Phase 16 Labs — Serving APIs & Parsers
Three labs on the front door: the layer that turns an inference engine into an API
product. The arc: parse tool calls out of a token stream, streaming-safely
(lab-01), go a level down to the byte boundary — the detokenizer that never emits
broken UTF-8 (lab-03), then run the whole door — vllm serve, the OpenAI client,
and a source trace that assigns every response artifact to its layer (lab-02).

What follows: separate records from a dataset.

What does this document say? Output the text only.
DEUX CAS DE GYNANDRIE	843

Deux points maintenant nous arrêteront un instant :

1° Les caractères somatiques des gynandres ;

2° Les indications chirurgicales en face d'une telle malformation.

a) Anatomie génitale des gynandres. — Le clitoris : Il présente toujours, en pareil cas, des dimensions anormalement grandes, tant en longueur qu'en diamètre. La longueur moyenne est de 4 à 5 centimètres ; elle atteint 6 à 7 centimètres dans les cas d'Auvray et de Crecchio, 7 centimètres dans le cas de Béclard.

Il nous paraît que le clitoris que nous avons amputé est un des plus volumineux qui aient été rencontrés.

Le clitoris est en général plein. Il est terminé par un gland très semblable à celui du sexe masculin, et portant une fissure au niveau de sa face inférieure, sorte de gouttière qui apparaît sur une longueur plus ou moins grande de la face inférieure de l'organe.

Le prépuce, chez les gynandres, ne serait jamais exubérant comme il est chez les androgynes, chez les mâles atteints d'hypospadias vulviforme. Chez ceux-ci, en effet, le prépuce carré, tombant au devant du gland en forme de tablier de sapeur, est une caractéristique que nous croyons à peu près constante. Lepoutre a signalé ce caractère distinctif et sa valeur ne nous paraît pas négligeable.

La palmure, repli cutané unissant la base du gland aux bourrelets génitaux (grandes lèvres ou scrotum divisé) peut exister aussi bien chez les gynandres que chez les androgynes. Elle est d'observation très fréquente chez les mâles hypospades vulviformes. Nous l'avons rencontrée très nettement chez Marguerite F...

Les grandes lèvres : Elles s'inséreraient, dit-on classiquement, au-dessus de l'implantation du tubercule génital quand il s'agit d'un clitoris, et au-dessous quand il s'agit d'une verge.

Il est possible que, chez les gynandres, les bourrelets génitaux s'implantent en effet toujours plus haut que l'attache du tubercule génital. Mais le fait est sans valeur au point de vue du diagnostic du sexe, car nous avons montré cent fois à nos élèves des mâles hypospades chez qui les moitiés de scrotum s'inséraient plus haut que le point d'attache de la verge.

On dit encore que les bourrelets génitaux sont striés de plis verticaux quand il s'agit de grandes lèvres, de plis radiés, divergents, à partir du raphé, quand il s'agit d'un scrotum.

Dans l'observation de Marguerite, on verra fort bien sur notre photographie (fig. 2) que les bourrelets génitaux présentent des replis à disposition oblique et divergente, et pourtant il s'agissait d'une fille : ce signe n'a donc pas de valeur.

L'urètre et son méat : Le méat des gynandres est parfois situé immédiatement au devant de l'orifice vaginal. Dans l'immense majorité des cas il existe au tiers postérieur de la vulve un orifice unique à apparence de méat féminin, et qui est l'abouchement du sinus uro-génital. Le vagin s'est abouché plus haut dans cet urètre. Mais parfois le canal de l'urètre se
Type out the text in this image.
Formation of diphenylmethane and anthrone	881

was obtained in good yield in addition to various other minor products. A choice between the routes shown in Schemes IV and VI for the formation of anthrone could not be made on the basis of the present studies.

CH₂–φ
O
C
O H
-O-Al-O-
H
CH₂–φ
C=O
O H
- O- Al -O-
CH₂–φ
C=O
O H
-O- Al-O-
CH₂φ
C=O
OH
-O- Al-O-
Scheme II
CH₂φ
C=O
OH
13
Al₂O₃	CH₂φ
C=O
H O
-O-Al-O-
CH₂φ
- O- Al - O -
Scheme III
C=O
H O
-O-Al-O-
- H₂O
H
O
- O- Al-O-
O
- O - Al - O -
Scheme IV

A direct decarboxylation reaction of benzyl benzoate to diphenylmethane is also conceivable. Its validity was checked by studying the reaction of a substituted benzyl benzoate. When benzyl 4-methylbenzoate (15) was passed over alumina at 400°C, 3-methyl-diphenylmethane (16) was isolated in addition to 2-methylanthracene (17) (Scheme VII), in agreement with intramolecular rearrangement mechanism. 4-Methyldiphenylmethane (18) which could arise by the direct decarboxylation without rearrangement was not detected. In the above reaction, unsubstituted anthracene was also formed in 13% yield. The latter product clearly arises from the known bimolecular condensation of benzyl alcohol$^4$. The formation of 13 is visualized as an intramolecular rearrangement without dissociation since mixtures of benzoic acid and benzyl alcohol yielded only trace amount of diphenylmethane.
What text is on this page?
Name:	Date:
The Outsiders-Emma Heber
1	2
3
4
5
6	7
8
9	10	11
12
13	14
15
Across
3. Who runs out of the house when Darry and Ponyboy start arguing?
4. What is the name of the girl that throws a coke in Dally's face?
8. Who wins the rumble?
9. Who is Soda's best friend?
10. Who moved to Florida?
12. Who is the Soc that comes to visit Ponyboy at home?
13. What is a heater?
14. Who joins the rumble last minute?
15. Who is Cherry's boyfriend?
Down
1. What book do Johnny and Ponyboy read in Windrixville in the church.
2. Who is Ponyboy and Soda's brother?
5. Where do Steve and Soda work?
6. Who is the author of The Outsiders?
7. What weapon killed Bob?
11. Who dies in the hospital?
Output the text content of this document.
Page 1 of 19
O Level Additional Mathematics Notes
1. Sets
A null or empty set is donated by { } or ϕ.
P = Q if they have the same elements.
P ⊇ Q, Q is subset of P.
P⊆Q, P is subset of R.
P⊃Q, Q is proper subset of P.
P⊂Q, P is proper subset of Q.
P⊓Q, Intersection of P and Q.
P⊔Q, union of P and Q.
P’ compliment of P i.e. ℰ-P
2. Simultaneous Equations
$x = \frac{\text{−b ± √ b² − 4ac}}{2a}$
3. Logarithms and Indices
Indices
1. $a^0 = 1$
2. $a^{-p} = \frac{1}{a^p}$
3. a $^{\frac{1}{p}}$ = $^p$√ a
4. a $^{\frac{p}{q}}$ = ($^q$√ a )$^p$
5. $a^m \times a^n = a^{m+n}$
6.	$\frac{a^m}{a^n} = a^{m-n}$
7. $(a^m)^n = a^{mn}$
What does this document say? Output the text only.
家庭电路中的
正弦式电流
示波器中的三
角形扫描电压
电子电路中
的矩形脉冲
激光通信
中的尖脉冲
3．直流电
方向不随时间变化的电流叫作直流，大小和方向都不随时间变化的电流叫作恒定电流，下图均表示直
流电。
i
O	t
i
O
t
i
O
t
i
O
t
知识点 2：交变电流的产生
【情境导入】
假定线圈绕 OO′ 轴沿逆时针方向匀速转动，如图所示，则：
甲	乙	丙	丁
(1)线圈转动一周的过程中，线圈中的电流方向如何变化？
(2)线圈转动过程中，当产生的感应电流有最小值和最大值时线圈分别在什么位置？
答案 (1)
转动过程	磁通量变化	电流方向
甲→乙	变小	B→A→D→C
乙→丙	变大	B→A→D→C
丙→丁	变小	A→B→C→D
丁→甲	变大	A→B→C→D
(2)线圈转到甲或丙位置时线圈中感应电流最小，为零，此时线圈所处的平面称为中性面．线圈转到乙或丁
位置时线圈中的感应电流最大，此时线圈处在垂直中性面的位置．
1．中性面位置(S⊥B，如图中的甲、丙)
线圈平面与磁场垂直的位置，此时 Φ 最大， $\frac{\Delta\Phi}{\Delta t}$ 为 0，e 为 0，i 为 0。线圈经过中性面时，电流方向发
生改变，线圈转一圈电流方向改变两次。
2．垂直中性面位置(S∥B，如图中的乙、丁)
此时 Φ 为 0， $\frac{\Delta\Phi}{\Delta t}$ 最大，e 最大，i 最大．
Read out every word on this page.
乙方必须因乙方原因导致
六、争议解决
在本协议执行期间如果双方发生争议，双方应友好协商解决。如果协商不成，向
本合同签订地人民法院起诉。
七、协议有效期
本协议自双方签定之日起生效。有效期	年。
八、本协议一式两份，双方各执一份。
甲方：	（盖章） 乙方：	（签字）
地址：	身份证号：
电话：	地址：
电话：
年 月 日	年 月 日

Recommended order: 03 → 01 → 02 (bytes, then tags, then the server that composes
both). CPU labs follow the standard contract — starter.py (your work),
solution.py (reference), test_lab.py (the spec); default runs the solution,
LAB_IMPL=starter grades yours.
# Whole phase (GPU tests auto-skip without CUDA):
pytest phase-16-serving-apis-and-parsers/labs -m "not gpu"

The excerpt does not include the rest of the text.